For those needing a more generic recursive plugin check this out: https://www.npmjs.com/package/recursive-lambda.
Hope it helps.
nice artlicle, but shouldnt the lambda also be configured as a Cloudwatch scheduled event e.g.
sqlConsumerLambda:
handler: handler.bla
events:
– schedule: rate(1 minute)
?
Hi Emmet,
The idea here is to not rely on a scheduled event to poll SQS because it sets in stone how often you poll SQS and doesn’t scale dynamically based on load and how fast you’re processing incoming messages. The limitation here is that you can’t recover from a failed invokation and would need some way to restart the recursive loop, and you need a mechanism for scaling up & down the no. of parallel loops you’re running based on load (the same way you’ll do for EC2), which is where part 2 comes in.

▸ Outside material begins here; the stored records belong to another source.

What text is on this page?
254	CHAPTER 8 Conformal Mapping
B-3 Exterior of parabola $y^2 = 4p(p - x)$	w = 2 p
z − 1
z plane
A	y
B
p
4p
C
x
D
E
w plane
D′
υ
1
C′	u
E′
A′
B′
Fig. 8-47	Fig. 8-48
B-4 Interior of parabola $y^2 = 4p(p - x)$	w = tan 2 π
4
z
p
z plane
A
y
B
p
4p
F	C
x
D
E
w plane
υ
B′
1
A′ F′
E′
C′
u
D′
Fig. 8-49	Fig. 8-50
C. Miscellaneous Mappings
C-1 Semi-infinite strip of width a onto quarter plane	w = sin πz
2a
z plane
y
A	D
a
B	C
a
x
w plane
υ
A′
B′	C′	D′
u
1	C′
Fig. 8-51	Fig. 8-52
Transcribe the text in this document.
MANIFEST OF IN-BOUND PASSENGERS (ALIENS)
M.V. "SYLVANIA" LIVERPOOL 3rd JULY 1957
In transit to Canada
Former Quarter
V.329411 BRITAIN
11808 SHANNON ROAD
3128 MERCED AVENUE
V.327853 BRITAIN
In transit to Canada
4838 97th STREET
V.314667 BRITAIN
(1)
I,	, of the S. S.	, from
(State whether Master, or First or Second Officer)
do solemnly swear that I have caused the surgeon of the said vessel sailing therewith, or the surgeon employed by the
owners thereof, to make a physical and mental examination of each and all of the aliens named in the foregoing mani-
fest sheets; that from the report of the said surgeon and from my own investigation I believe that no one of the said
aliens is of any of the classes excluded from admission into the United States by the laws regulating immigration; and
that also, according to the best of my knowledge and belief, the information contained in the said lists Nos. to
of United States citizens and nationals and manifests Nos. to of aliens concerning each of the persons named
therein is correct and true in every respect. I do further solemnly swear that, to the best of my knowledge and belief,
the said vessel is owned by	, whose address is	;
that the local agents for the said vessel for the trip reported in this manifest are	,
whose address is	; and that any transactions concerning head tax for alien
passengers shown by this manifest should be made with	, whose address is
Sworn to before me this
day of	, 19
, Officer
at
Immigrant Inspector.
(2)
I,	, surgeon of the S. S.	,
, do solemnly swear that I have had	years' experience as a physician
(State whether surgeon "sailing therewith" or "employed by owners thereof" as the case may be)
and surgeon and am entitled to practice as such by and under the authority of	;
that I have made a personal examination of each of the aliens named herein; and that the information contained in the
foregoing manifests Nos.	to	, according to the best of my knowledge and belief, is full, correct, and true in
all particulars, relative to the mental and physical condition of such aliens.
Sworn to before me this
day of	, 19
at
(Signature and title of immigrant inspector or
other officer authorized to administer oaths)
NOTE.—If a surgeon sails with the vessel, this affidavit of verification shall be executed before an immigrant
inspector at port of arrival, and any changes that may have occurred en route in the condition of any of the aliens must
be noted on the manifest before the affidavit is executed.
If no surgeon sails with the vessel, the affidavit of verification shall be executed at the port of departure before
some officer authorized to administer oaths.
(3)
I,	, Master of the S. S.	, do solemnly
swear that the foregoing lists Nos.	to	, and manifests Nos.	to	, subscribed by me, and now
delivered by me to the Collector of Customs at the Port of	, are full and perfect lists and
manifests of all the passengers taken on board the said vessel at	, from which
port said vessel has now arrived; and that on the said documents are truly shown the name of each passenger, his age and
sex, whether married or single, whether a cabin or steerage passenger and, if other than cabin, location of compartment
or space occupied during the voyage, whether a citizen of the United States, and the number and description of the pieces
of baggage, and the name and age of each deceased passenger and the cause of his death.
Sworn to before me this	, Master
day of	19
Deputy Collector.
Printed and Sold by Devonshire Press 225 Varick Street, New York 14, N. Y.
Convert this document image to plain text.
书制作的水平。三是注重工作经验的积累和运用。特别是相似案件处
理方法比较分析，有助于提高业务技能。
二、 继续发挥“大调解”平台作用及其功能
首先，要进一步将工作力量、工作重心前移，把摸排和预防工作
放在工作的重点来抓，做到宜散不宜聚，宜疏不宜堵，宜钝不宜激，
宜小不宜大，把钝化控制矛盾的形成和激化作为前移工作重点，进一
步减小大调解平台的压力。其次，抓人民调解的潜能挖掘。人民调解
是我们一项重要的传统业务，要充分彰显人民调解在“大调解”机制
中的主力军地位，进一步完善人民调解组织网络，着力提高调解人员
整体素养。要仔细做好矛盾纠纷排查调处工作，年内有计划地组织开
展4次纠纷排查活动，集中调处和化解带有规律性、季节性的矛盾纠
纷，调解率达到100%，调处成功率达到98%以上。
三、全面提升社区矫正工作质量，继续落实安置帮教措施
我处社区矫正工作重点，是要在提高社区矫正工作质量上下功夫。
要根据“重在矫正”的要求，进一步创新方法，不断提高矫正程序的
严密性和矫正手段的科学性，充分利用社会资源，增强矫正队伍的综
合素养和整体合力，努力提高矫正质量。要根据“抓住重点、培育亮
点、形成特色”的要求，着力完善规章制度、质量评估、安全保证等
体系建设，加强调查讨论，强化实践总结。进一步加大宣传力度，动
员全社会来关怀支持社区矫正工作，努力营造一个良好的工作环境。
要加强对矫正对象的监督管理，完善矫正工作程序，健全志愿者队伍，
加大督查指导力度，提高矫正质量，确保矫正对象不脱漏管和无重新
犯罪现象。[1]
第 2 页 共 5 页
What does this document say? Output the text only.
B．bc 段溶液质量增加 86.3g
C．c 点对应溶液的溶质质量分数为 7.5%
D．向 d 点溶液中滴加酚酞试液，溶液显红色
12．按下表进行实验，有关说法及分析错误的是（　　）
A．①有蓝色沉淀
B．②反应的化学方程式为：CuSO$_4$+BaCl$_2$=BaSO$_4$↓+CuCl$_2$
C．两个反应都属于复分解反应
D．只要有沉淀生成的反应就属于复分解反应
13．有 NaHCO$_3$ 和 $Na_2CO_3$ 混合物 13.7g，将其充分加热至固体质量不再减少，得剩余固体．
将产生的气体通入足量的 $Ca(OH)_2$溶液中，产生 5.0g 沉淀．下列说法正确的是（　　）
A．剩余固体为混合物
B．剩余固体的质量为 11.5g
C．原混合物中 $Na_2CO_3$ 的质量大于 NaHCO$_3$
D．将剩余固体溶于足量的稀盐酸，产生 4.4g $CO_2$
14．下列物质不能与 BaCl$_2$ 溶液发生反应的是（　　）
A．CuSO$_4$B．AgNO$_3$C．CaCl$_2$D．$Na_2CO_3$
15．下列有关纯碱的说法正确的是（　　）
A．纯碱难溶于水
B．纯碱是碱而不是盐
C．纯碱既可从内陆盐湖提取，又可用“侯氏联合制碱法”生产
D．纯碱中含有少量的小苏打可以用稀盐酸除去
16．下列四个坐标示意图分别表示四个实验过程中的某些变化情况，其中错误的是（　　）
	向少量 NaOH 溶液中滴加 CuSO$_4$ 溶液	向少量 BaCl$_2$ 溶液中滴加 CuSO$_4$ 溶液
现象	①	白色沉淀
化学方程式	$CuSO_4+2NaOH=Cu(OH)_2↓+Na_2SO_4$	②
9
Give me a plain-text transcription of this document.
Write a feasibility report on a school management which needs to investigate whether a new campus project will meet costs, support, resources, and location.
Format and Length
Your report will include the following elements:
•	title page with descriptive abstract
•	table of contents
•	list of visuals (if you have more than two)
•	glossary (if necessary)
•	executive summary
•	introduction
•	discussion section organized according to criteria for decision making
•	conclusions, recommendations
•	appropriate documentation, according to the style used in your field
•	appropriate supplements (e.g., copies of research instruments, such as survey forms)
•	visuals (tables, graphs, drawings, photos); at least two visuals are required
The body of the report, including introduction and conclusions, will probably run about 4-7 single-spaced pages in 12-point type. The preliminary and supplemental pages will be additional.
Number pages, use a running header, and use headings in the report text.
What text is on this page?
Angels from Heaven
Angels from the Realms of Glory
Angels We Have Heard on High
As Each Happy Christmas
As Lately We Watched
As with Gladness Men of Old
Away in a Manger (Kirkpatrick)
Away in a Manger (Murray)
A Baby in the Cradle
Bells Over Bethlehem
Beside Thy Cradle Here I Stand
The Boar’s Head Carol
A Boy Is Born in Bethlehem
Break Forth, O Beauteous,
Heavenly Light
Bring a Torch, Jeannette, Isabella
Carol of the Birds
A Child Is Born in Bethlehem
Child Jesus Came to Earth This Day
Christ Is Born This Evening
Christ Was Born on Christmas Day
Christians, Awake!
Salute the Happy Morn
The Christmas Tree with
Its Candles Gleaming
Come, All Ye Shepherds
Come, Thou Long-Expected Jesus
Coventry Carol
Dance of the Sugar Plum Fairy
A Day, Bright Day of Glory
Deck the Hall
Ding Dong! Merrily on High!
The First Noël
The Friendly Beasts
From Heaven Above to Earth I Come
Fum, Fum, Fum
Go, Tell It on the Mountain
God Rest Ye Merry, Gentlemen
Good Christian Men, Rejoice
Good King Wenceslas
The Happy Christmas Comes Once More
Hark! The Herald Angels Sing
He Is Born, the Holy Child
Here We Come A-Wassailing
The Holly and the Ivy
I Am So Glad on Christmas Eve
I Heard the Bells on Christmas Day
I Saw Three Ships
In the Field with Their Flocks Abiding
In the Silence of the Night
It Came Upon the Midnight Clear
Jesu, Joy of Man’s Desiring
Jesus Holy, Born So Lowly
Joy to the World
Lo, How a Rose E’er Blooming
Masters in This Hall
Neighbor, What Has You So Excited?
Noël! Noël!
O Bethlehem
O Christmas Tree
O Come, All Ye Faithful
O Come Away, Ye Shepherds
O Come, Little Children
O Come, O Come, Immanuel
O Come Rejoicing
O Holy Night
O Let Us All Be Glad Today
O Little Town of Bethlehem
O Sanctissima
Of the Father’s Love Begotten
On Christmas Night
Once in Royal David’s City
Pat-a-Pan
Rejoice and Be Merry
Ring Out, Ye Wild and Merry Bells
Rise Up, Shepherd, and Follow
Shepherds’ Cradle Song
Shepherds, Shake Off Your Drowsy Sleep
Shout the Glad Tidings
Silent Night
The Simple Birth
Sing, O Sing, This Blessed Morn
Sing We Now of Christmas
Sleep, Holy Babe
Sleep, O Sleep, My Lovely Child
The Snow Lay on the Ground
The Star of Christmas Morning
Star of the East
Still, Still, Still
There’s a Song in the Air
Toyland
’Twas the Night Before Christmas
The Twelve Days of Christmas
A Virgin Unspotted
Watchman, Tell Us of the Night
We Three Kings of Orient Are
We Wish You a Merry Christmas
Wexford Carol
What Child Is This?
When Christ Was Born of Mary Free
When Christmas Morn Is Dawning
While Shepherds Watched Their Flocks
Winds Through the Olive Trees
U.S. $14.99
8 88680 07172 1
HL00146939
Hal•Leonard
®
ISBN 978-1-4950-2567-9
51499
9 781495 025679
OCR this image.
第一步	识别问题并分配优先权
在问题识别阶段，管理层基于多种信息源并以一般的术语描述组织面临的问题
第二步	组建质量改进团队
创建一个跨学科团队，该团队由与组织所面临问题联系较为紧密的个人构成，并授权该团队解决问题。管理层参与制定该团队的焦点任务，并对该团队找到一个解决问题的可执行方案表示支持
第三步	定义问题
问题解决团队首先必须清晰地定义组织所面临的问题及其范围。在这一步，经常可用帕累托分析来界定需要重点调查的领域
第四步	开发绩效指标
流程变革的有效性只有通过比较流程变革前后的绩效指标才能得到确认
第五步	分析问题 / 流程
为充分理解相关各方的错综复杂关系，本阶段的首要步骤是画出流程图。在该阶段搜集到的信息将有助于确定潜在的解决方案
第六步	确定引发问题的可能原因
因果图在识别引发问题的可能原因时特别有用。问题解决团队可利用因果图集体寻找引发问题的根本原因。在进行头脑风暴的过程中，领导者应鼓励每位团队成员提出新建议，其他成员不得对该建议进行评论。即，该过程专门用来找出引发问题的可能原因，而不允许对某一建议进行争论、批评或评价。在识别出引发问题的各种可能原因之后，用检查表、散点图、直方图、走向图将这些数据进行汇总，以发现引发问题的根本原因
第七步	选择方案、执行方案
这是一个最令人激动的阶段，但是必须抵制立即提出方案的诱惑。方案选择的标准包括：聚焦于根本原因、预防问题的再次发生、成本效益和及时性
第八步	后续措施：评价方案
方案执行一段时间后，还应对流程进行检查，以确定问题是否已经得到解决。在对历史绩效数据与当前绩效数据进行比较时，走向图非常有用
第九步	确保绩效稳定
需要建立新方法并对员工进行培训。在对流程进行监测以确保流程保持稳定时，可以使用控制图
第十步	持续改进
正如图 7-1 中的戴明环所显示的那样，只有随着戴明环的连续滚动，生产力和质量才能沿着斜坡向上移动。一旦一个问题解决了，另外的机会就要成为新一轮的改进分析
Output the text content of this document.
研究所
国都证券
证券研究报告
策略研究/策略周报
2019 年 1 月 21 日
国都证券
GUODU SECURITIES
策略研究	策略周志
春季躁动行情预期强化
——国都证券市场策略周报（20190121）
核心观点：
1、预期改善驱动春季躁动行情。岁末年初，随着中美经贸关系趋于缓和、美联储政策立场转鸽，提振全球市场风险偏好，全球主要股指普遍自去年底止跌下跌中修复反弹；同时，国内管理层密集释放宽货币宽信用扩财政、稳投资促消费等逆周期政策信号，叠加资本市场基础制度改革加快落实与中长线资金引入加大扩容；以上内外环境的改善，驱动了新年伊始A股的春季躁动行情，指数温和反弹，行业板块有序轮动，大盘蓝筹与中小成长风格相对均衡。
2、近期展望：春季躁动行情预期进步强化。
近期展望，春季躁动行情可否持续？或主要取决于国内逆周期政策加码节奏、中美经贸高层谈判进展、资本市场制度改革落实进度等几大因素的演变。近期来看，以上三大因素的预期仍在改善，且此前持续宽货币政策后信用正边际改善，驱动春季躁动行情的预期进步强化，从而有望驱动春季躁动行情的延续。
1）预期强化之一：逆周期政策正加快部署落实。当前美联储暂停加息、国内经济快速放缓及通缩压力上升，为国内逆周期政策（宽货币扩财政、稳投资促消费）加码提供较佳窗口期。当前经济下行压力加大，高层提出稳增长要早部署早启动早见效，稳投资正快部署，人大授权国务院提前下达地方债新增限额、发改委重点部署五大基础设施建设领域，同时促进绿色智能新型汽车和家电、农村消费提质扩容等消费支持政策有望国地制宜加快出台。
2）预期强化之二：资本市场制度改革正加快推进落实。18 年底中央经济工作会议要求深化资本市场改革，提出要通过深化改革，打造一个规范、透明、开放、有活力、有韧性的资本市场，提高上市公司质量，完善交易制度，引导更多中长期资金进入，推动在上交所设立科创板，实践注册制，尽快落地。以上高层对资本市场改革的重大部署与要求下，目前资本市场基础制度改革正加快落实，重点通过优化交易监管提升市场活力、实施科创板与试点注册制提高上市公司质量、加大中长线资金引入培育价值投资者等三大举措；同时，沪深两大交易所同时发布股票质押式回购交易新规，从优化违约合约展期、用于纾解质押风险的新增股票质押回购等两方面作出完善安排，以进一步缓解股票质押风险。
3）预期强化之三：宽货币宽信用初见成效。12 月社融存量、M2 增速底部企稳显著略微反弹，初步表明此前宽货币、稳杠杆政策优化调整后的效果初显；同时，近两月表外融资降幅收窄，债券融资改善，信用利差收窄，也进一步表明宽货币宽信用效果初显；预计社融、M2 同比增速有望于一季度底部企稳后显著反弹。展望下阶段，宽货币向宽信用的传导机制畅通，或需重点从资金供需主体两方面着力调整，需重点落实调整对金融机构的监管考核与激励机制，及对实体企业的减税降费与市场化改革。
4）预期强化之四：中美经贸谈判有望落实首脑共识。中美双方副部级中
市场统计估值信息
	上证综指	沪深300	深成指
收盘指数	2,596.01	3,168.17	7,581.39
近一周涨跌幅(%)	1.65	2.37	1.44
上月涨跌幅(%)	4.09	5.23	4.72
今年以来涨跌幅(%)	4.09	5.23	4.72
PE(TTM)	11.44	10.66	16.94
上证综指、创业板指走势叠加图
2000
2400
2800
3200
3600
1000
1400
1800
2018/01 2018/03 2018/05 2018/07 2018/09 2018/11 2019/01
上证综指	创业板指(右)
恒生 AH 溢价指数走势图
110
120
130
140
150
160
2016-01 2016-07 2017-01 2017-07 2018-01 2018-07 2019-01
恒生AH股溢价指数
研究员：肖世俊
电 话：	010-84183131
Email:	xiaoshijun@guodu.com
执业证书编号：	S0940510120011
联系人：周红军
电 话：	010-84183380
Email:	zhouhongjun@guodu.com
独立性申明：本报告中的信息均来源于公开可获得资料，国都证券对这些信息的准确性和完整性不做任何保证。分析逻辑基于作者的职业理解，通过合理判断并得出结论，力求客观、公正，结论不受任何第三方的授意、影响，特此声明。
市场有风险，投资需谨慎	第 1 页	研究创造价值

so what is triggering you lambda that reads the queue ?
from what I have read , one can use dead letter queues with SNS too
“With SNS, messages are retried 3 times and then lost forever. Whether or not this behaviour is a showstopper for using SNS needs to be judged against your requirements.”
Hi Emmet,
Since I wrote the post AWS has introduced dead lettering queues for Lambda, so the concern of dropping SNS messages due to temporal issue (eg. downstream systems having problems) has been eased.
Cheers,
Hi Emmet,
For the simple setup in this part, you can kick it off the recursive loop by invoking the function in any way you wish – aws cli, from the AWS console, programmatically from your code/script, etc.
The setup in part 2 does use CW events (for scaling & restarting dead recursive loops) which doubles up as initially kicking off polling the queue (ie. scaling from 0 loops to 1).